Implications for utilities’ demand management strategies
With EV adoption predicted to grow rapidly, propelled in part by the Biden administration’s plan to build out a national network of 500,000 EV charging stations, utilities are predicting big increases in electricity usage from EV charging over the coming decade. At the same, aggressive carbon reduction goals at the state and federal levels have mandated that utilities must reduce carbon emissions.

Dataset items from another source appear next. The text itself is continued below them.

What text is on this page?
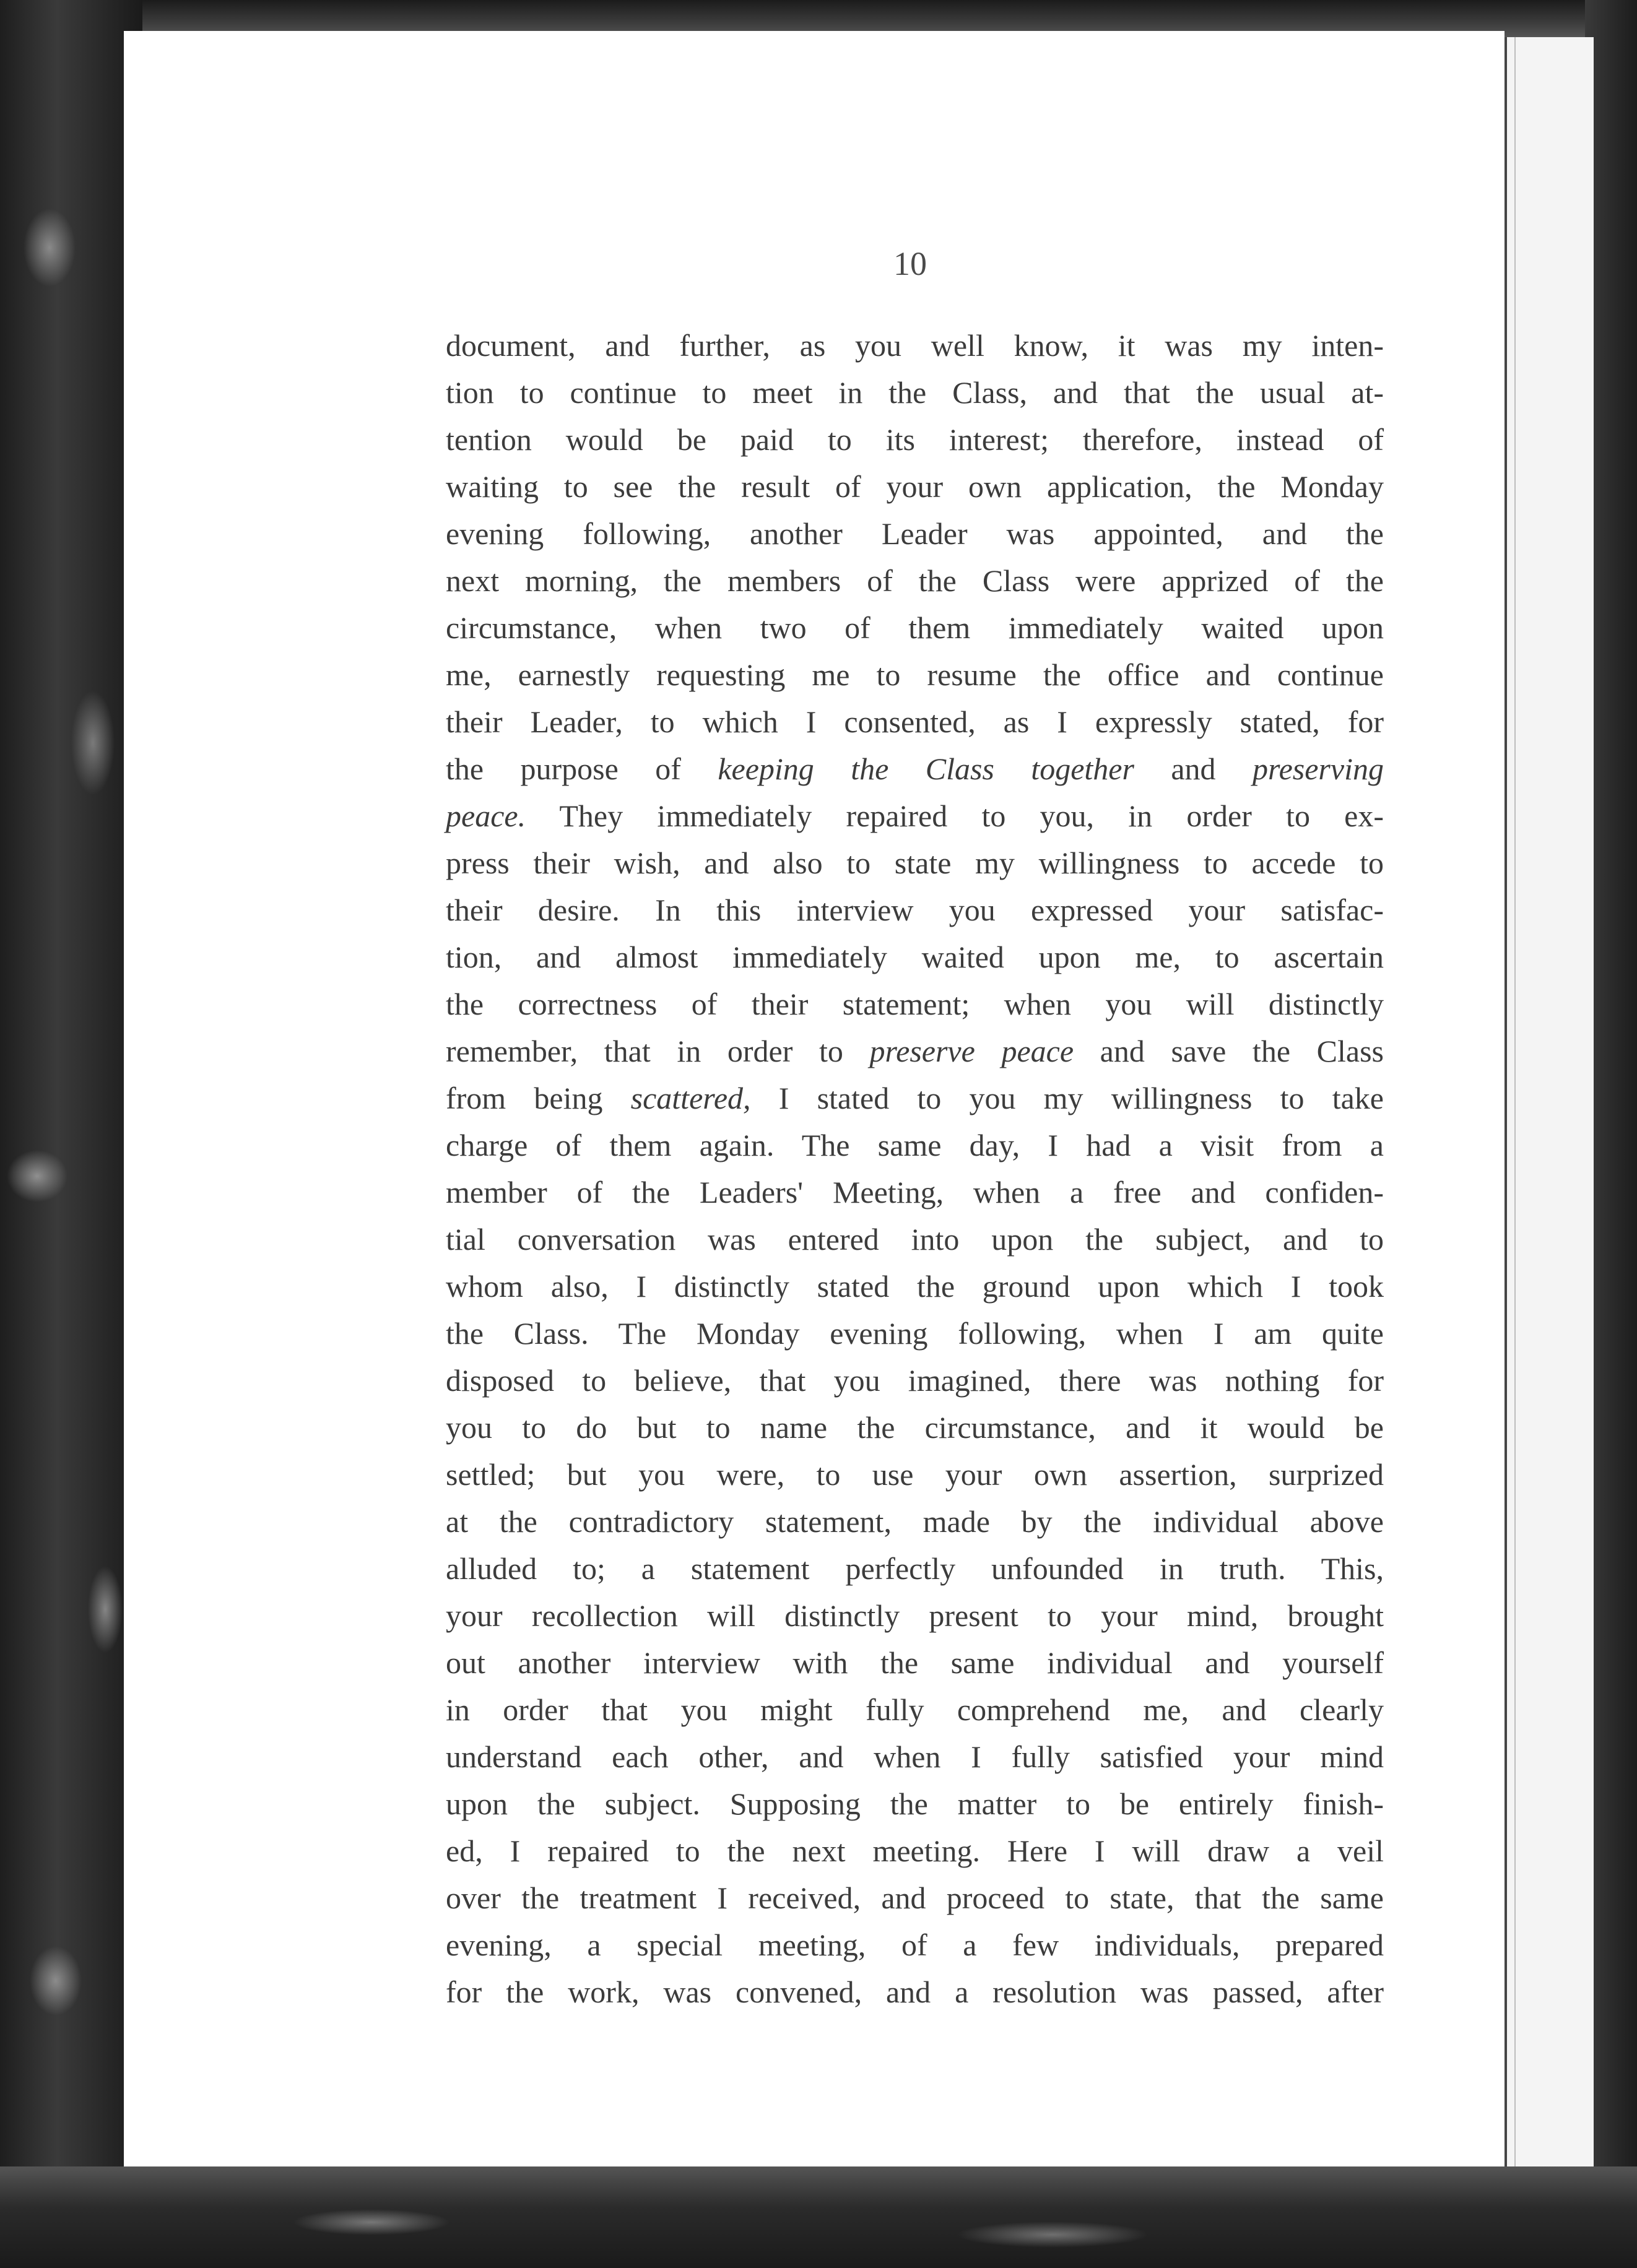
10
document, and further, as you well know, it was my inten-
tion to continue to meet in the Class, and that the usual at-
tention would be paid to its interest; therefore, instead of
waiting to see the result of your own application, the Monday
evening following, another Leader was appointed, and the
next morning, the members of the Class were apprized of the
circumstance, when two of them immediately waited upon
me, earnestly requesting me to resume the office and continue
their Leader, to which I consented, as I expressly stated, for
the purpose of keeping the Class together and preserving
peace. They immediately repaired to you, in order to ex-
press their wish, and also to state my willingness to accede to
their desire. In this interview you expressed your satisfac-
tion, and almost immediately waited upon me, to ascertain
the correctness of their statement; when you will distinctly
remember, that in order to preserve peace and save the Class
from being scattered, I stated to you my willingness to take
charge of them again. The same day, I had a visit from a
member of the Leaders' Meeting, when a free and confiden-
tial conversation was entered into upon the subject, and to
whom also, I distinctly stated the ground upon which I took
the Class. The Monday evening following, when I am quite
disposed to believe, that you imagined, there was nothing for
you to do but to name the circumstance, and it would be
settled; but you were, to use your own assertion, surprized
at the contradictory statement, made by the individual above
alluded to; a statement perfectly unfounded in truth. This,
your recollection will distinctly present to your mind, brought
out another interview with the same individual and yourself
in order that you might fully comprehend me, and clearly
understand each other, and when I fully satisfied your mind
upon the subject. Supposing the matter to be entirely finish-
ed, I repaired to the next meeting. Here I will draw a veil
over the treatment I received, and proceed to state, that the same
evening, a special meeting, of a few individuals, prepared
for the work, was convened, and a resolution was passed, after
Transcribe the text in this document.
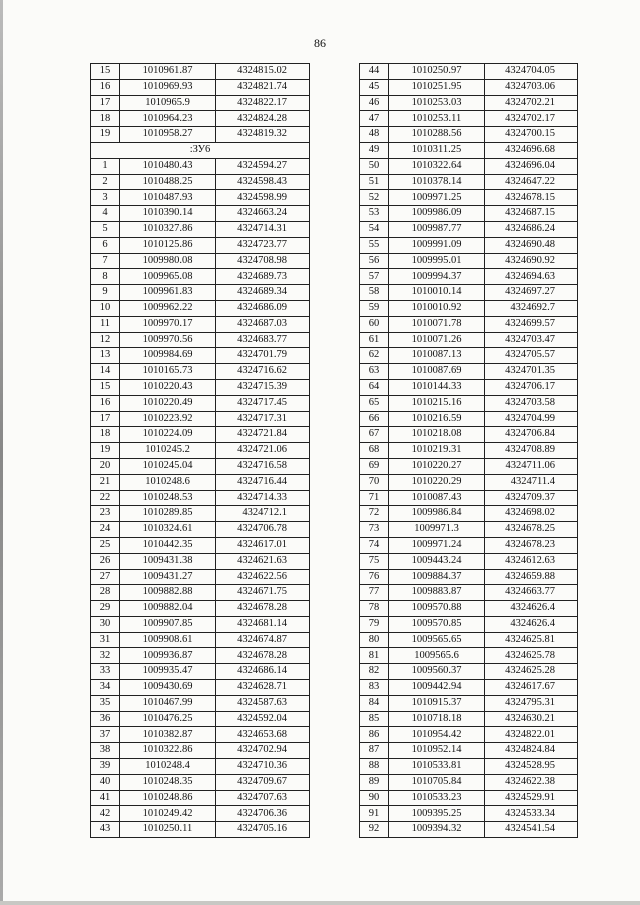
86
15	1010961.87	4324815.02
16	1010969.93	4324821.74
17	1010965.9	4324822.17
18	1010964.23	4324824.28
19	1010958.27	4324819.32
:ЗУ6		
1	1010480.43	4324594.27
2	1010488.25	4324598.43
3	1010487.93	4324598.99
4	1010390.14	4324663.24
5	1010327.86	4324714.31
6	1010125.86	4324723.77
7	1009980.08	4324708.98
8	1009965.08	4324689.73
9	1009961.83	4324689.34
10	1009962.22	4324686.09
11	1009970.17	4324687.03
12	1009970.56	4324683.77
13	1009984.69	4324701.79
14	1010165.73	4324716.62
15	1010220.43	4324715.39
16	1010220.49	4324717.45
17	1010223.92	4324717.31
18	1010224.09	4324721.84
19	1010245.2	4324721.06
20	1010245.04	4324716.58
21	1010248.6	4324716.44
22	1010248.53	4324714.33
23	1010289.85	4324712.1
24	1010324.61	4324706.78
25	1010442.35	4324617.01
26	1009431.38	4324621.63
27	1009431.27	4324622.56
28	1009882.88	4324671.75
29	1009882.04	4324678.28
30	1009907.85	4324681.14
31	1009908.61	4324674.87
32	1009936.87	4324678.28
33	1009935.47	4324686.14
34	1009430.69	4324628.71
35	1010467.99	4324587.63
36	1010476.25	4324592.04
37	1010382.87	4324653.68
38	1010322.86	4324702.94
39	1010248.4	4324710.36
40	1010248.35	4324709.67
41	1010248.86	4324707.63
42	1010249.42	4324706.36
43	1010250.11	4324705.16
44	1010250.97	4324704.05
45	1010251.95	4324703.06
46	1010253.03	4324702.21
47	1010253.11	4324702.17
48	1010288.56	4324700.15
49	1010311.25	4324696.68
50	1010322.64	4324696.04
51	1010378.14	4324647.22
52	1009971.25	4324678.15
53	1009986.09	4324687.15
54	1009987.77	4324686.24
55	1009991.09	4324690.48
56	1009995.01	4324690.92
57	1009994.37	4324694.63
58	1010010.14	4324697.27
59	1010010.92	4324692.7
60	1010071.78	4324699.57
61	1010071.26	4324703.47
62	1010087.13	4324705.57
63	1010087.69	4324701.35
64	1010144.33	4324706.17
65	1010215.16	4324703.58
66	1010216.59	4324704.99
67	1010218.08	4324706.84
68	1010219.31	4324708.89
69	1010220.27	4324711.06
70	1010220.29	4324711.4
71	1010087.43	4324709.37
72	1009986.84	4324698.02
73	1009971.3	4324678.25
74	1009971.24	4324678.23
75	1009443.24	4324612.63
76	1009884.37	4324659.88
77	1009883.87	4324663.77
78	1009570.88	4324626.4
79	1009570.85	4324626.4
80	1009565.65	4324625.81
81	1009565.6	4324625.78
82	1009560.37	4324625.28
83	1009442.94	4324617.67
84	1010915.37	4324795.31
85	1010718.18	4324630.21
86	1010954.42	4324822.01
87	1010952.14	4324824.84
88	1010533.81	4324528.95
89	1010705.84	4324622.38
90	1010533.23	4324529.91
91	1009395.25	4324533.34
92	1009394.32	4324541.54
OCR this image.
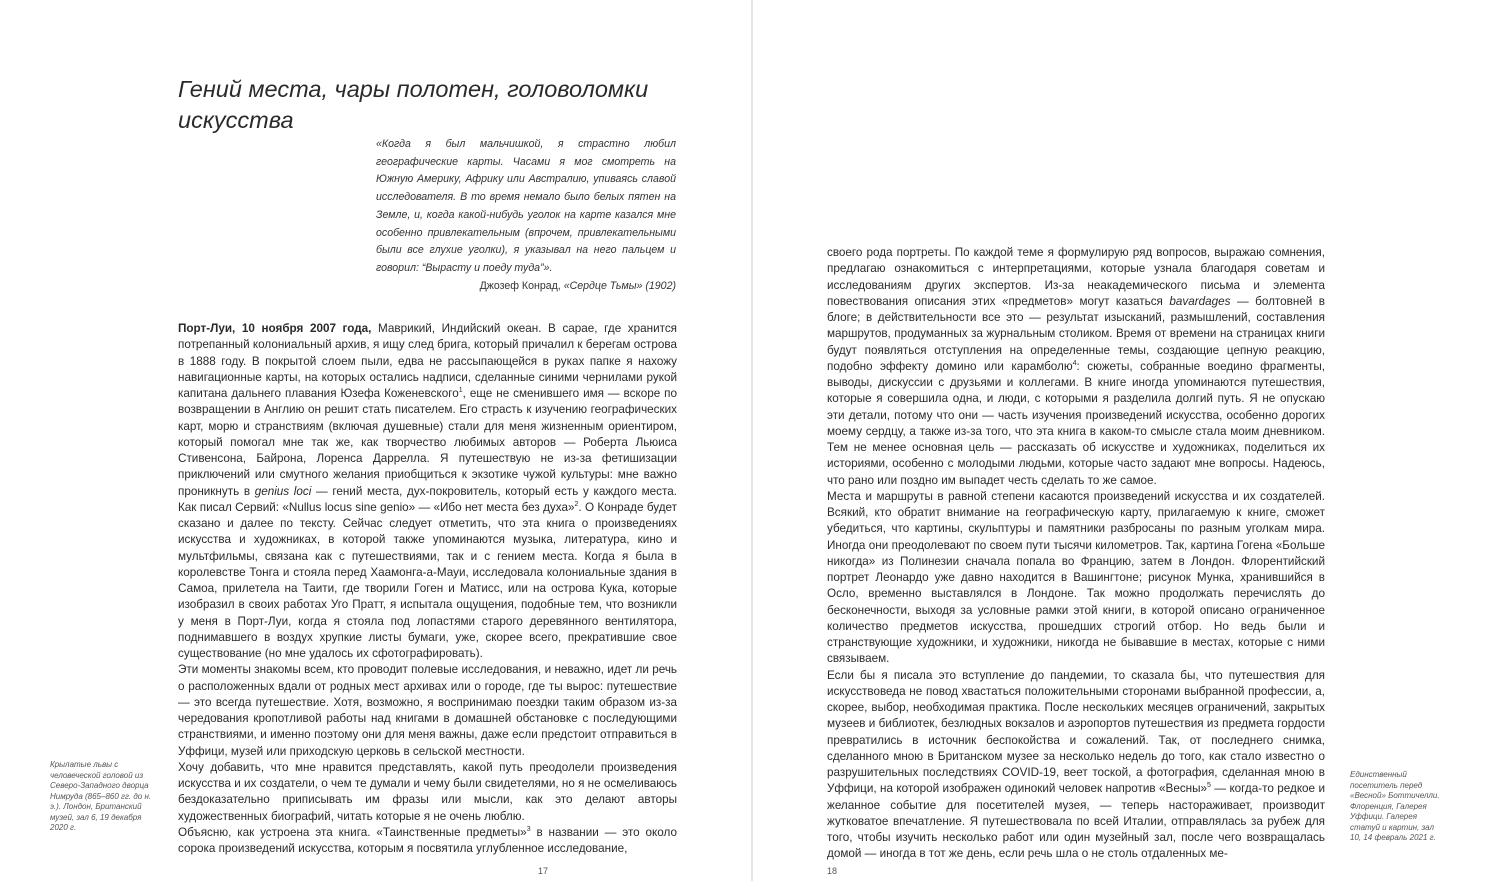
Гений места, чары полотен, головоломки искусства
«Когда я был мальчишкой, я страстно любил географические карты. Часами я мог смотреть на Южную Америку, Африку или Австралию, упиваясь славой исследователя. В то время немало было белых пятен на Земле, и, когда какой-нибудь уголок на карте казался мне особенно привлекательным (впрочем, привлекательными были все глухие уголки), я указывал на него пальцем и говорил: “Вырасту и поеду туда”».
Джозеф Конрад, «Сердце Тьмы» (1902)

Порт-Луи, 10 ноября 2007 года, Маврикий, Индийский океан. В сарае, где хранится потрепанный колониальный архив, я ищу след брига, который причалил к берегам острова в 1888 году. В покрытой слоем пыли, едва не рассыпающейся в руках папке я нахожу навигационные карты, на которых остались надписи, сделанные синими чернилами рукой капитана дальнего плавания Юзефа Коженевского$^1$, еще не сменившего имя — вскоре по возвращении в Англию он решит стать писателем. Его страсть к изучению географических карт, морю и странствиям (включая душевные) стали для меня жизненным ориентиром, который помогал мне так же, как творчество любимых авторов — Роберта Льюиса Стивенсона, Байрона, Лоренса Даррелла. Я путешествую не из-за фетишизации приключений или смутного желания приобщиться к экзотике чужой культуры: мне важно проникнуть в genius loci — гений места, дух-покровитель, который есть у каждого места. Как писал Сервий: «Nullus locus sine genio» — «Ибо нет места без духа»$^2$. О Конраде будет сказано и далее по тексту. Сейчас следует отметить, что эта книга о произведениях искусства и художниках, в которой также упоминаются музыка, литература, кино и мультфильмы, связана как с путешествиями, так и с гением места. Когда я была в королевстве Тонга и стояла перед Хаамонга-а-Мауи, исследовала колониальные здания в Самоа, прилетела на Таити, где творили Гоген и Матисс, или на острова Кука, которые изобразил в своих работах Уго Пратт, я испытала ощущения, подобные тем, что возникли у меня в Порт-Луи, когда я стояла под лопастями старого деревянного вентилятора, поднимавшего в воздух хрупкие листы бумаги, уже, скорее всего, прекратившие свое существование (но мне удалось их сфотографировать).

Эти моменты знакомы всем, кто проводит полевые исследования, и неважно, идет ли речь о расположенных вдали от родных мест архивах или о городе, где ты вырос: путешествие — это всегда путешествие. Хотя, возможно, я воспринимаю поездки таким образом из-за чередования кропотливой работы над книгами в домашней обстановке с последующими странствиями, и именно поэтому они для меня важны, даже если предстоит отправиться в Уффици, музей или приходскую церковь в сельской местности.

Хочу добавить, что мне нравится представлять, какой путь преодолели произведения искусства и их создатели, о чем те думали и чему были свидетелями, но я не осмеливаюсь бездоказательно приписывать им фразы или мысли, как это делают авторы художественных биографий, читать которые я не очень люблю.

Объясню, как устроена эта книга. «Таинственные предметы»$^3$ в названии — это около сорока произведений искусства, которым я посвятила углубленное исследование,

Крылатые львы с человеческой головой из Северо-Западного дворца Нимруда (865–860 гг. до н. э.). Лондон, Британский музей, зал 6, 19 декабря 2020 г.
17

своего рода портреты. По каждой теме я формулирую ряд вопросов, выражаю сомнения, предлагаю ознакомиться с интерпретациями, которые узнала благодаря советам и исследованиям других экспертов. Из-за неакадемического письма и элемента повествования описания этих «предметов» могут казаться bavardages — болтовней в блоге; в действительности все это — результат изысканий, размышлений, составления маршрутов, продуманных за журнальным столиком. Время от времени на страницах книги будут появляться отступления на определенные темы, создающие цепную реакцию, подобно эффекту домино или карамболю$^4$: сюжеты, собранные воедино фрагменты, выводы, дискуссии с друзьями и коллегами. В книге иногда упоминаются путешествия, которые я совершила одна, и люди, с которыми я разделила долгий путь. Я не опускаю эти детали, потому что они — часть изучения произведений искусства, особенно дорогих моему сердцу, а также из-за того, что эта книга в каком-то смысле стала моим дневником. Тем не менее основная цель — рассказать об искусстве и художниках, поделиться их историями, особенно с молодыми людьми, которые часто задают мне вопросы. Надеюсь, что рано или поздно им выпадет честь сделать то же самое.

Места и маршруты в равной степени касаются произведений искусства и их создателей. Всякий, кто обратит внимание на географическую карту, прилагаемую к книге, сможет убедиться, что картины, скульптуры и памятники разбросаны по разным уголкам мира. Иногда они преодолевают по своем пути тысячи километров. Так, картина Гогена «Больше никогда» из Полинезии сначала попала во Францию, затем в Лондон. Флорентийский портрет Леонардо уже давно находится в Вашингтоне; рисунок Мунка, хранившийся в Осло, временно выставлялся в Лондоне. Так можно продолжать перечислять до бесконечности, выходя за условные рамки этой книги, в которой описано ограниченное количество предметов искусства, прошедших строгий отбор. Но ведь были и странствующие художники, и художники, никогда не бывавшие в местах, которые с ними связываем.

Если бы я писала это вступление до пандемии, то сказала бы, что путешествия для искусствоведа не повод хвастаться положительными сторонами выбранной профессии, а, скорее, выбор, необходимая практика. После нескольких месяцев ограничений, закрытых музеев и библиотек, безлюдных вокзалов и аэропортов путешествия из предмета гордости превратились в источник беспокойства и сожалений. Так, от последнего снимка, сделанного мною в Британском музее за несколько недель до того, как стало известно о разрушительных последствиях COVID-19, веет тоской, а фотография, сделанная мною в Уффици, на которой изображен одинокий человек напротив «Весны»$^5$ — когда-то редкое и желанное событие для посетителей музея, — теперь настораживает, производит жутковатое впечатление. Я путешествовала по всей Италии, отправлялась за рубеж для того, чтобы изучить несколько работ или один музейный зал, после чего возвращалась домой — иногда в тот же день, если речь шла о не столь отдаленных ме-

Единственный посетитель перед «Весной» Боттичелли. Флоренция, Галерея Уффици. Галерея статуй и картин, зал 10, 14 февраль 2021 г.
18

While meeting CO2 reduction goals and anticipating new energy loads from electric vehicles, utilities need to keep pace with more intermittent sources of power. The ability to jointly optimize for CO2, cost, and grid constraints can provide the best performance at a system level. Dynamic signals from the power grid combined with EV charging automation could be used to inform utilities’ incentive programs, influence consumer behavior, modulate peak demand as EV adoption grows, and reduce carbon.
About the Study
The study examined 100,000 sessions of in-field electric vehicle charging data and analyzed the location- and time-based fuel mix of the power grid to characterize the carbon intensity of common EV charging patterns. It drew on anonymized Sense home energy data and high-quality carbon intensity data from Singularity Energy’s Carbonara platform. Previous analyses of carbon intensity have relied on annual averages that can be two or three years old. Combining these real-time data sets, the study simulated EV charging for carbon intensity to identify carbon reductions.